2022 marks the 15th anniversary of my trip to Antarctica. Looking back at the photos, I’m reminded of the great people I met, the unique wildlife we encountered, and the magical adventure experienced exploring the ice continent.
Best time of year to visit: November to March, with temperatures ranging from 0 to 29 degrees and January being the warmest month to visit. This is the time of year when wildlife will also be most bountiful and active.
Recommended time needed: Allow at least two weeks minimum as it takes two days to cross the Drake Passage each way and most cruises spend at least 7 days exploring the islands and continent.
Flights: Most travelers will fly to Buenos Aires (EZE) and then catch a 3-hour connecting flight to Ushuaia (USH). If you’re visiting Patagonia before Antarctica, the flight from Trelew (ZEL) to Ushuaia is 2 hours.
Getting to Antarctica: There are several companies that offer cruises to Antarctica. Be sure to book one that details their itinerary and offers daily landings on the ice continent, and some may just cruise by but won’t have landings.
G Adventures – they offer four trip types ranging from 11 days to 22 days.
Hurtigruten – they offer a wide range of itineraries that either focus on Antarctica or include Antarctica as part of a larger and longer expedition bundle with other destinations like the Falklands or Patagonia.
Day 1: Most trips will include accommodations in Ushuaia. Quark Expeditions arranged rooms for our trip at the Hotel Albatross in Ushuaia which I would recommend if you need to book a place on your own.
Once our group met at the hotel we explored Ushuaia and nearby Tierra Del Fuego National Park. Time permitting I’d recommend spending a few days in Ushuaia before boarding your ship.
Day 2: We Embark! Our ship to Antarctica was the Orlova. She’s been decommissioned since my trip, but she was able to carry 110 guests and 70 crew when she was in service.
Day 3-4 Crossing the Drake Passage
We set sail for Antarctica by crossing the Drake Passage which takes two days. During these two days at sea, there’s plenty of time prepare for what you’ll see when you finally arrive in Antarctica. During the day you can learn about the history of Antarctic exploration, the different types of penguins you’ll encounter, glaciology and how climate change is impacting the ecosystem.
In the evening we watched a mini series on Shackleton and I got to know my fellow adventurers better and spent time learning the ins and outs of my point and shoot camera.
Days 5-8 South Shetland Islands and the Antarctica Peninsula
Many people ask what to do once you get to Antarctica. There’s plenty to do and see once you reach the South Shetland islands and Antarctic peninsula.
Days 9-11 Cross the Drake Passage back to Ushuaia.
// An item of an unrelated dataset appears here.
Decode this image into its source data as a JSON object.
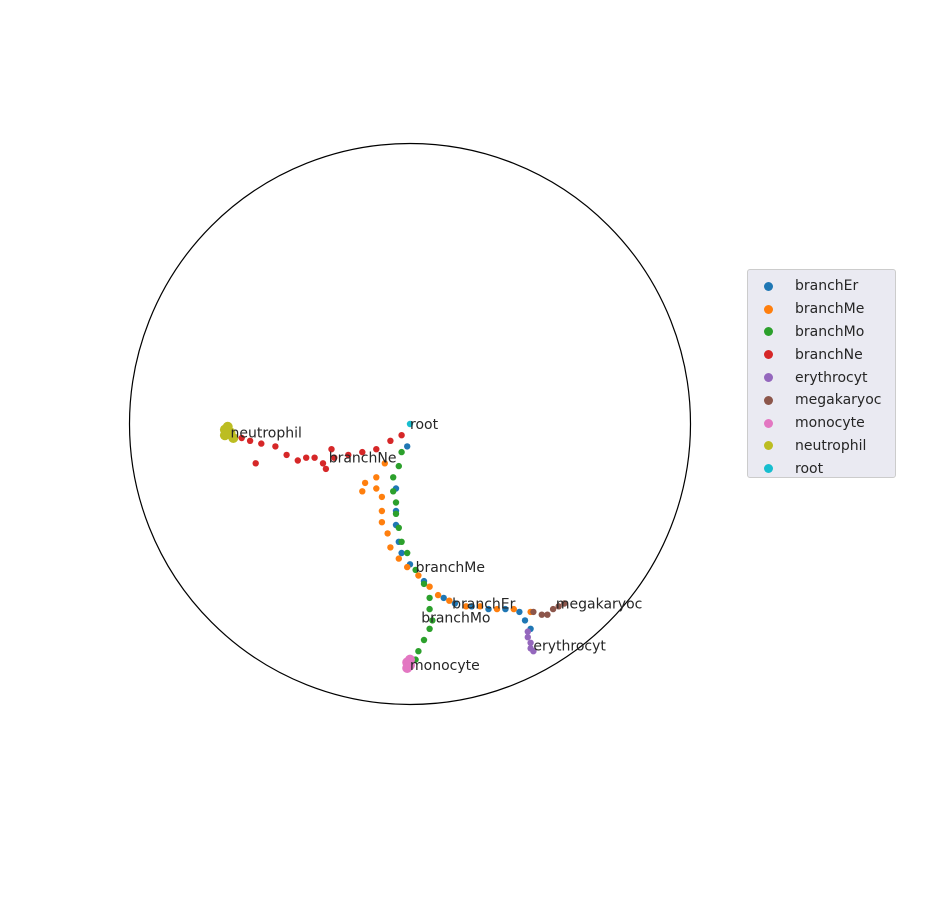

The crossing to Antarctica was fairly smooth, but the crossing to Ushuaia was very turbulent. At times during dinner we had to hold on to our plates and glasses and watched everything not held slide across our tables.
Things to do
- Zodiac Tours – weave in and out of icebergs observing wildlife and taking in the dazzling colors and shapes of glacial ice floating by.
- Wildlife Photography – whales, seals and penguins are bountiful and easy to spot.
- Polar Plunge at Deception Island
- Iceberg Photography
- Visit a research station
Palmer Station is one of 70 permanent research stations scattered across Antarctica.
Types of penguins you may see
Chinstrap – can be found on various islands and beaches in the Shetland Islands and Antarctica. It’s name comes from a narrow black line under its head, which looks like it’s wearing a black helmet.
Gentoo – can be identified by a wide, white band across the top of its head that resembles a bonnet, and a bright orange/red beak. It also has whitish-pink, webbed feet and a prominent tail – the longest tail of all penguin species.
Adelie – only found in Antarctica, its the most common type of penguin along with the Emperor penguin. It has a white ring around its eye and its’ bill is mostly covered by black feathers, leaving only the tip exposed.
Emperor – the tallest and heaviest type of penguin. Feathers on the head and back are black and sharply contrast from their white belly, pale-yellow breast and bright-yellow ear patches.
I highly recommend a visit to Antarctica if your time and budget allows it. It’s like visiting another planet and the experiences and sight you will have will be once in a lifetime treasured memories.